Голос принадлежал Человеку-Пауку. Или, если быть точным, Питеру Паркеру. Рассказывая об этом, Джаспер колеблется и смотрит в сторону. Ему почти пятьдесят, у него жена, трое детей и важная работа. Мы разговариваем у него дома, Джаспер с женой сделали здесь ремонт, вложив в это много сил и любви. Короче говоря: он взрослый человек. Он чувствует смущение, когда говорит с другим взрослым человеком о глубокой эмоциональной связи с персонажем комиксов.
«У меня были и другие друзья, – уверяет меня Джаспер. – Но мы часто переезжали. Дружба на военной базе – это всегда что-то временное. Ты быстро заводишь знакомства, которые так же быстро заканчиваются. А Питер Паркер всегда был рядом. Он был старше, и я как бы хотел стать таким, как он.
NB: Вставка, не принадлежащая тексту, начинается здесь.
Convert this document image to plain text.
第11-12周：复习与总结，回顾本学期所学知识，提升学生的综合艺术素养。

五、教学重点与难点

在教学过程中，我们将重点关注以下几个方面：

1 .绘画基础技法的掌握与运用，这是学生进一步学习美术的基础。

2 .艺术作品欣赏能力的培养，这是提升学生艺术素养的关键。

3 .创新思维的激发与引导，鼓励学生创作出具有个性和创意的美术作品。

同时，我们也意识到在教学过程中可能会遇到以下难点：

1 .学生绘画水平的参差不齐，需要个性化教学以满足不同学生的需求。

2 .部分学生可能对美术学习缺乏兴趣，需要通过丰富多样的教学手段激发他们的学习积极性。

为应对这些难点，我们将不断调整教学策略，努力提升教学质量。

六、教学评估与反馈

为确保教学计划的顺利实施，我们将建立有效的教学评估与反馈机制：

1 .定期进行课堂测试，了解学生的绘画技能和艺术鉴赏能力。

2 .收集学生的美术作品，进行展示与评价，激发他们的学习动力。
И я правда втянулся в эту концепцию “паучьего чутья”. Я не могу вспомнить точно, когда это началось, но был один примечательный случай, на вечеринке в мой день рождения. Мне исполнялось шесть или семь, и была одна девочка, она мне нравилась – я попросил маму ее пригласить. Я помню, как сидел на лестнице и ждал. И тут включилось чутье: она не придет, не придет. И она правда так и не появилась. Это одно из самых ясных воспоминаний. Все было так давно».
Хотя Джаспер описывает этот случай, используя слово «голос», я замечаю, что это больше похоже на чувство или инстинкт. Может, внезапная непрошеная мысль? Интуиция? Как точнее описать?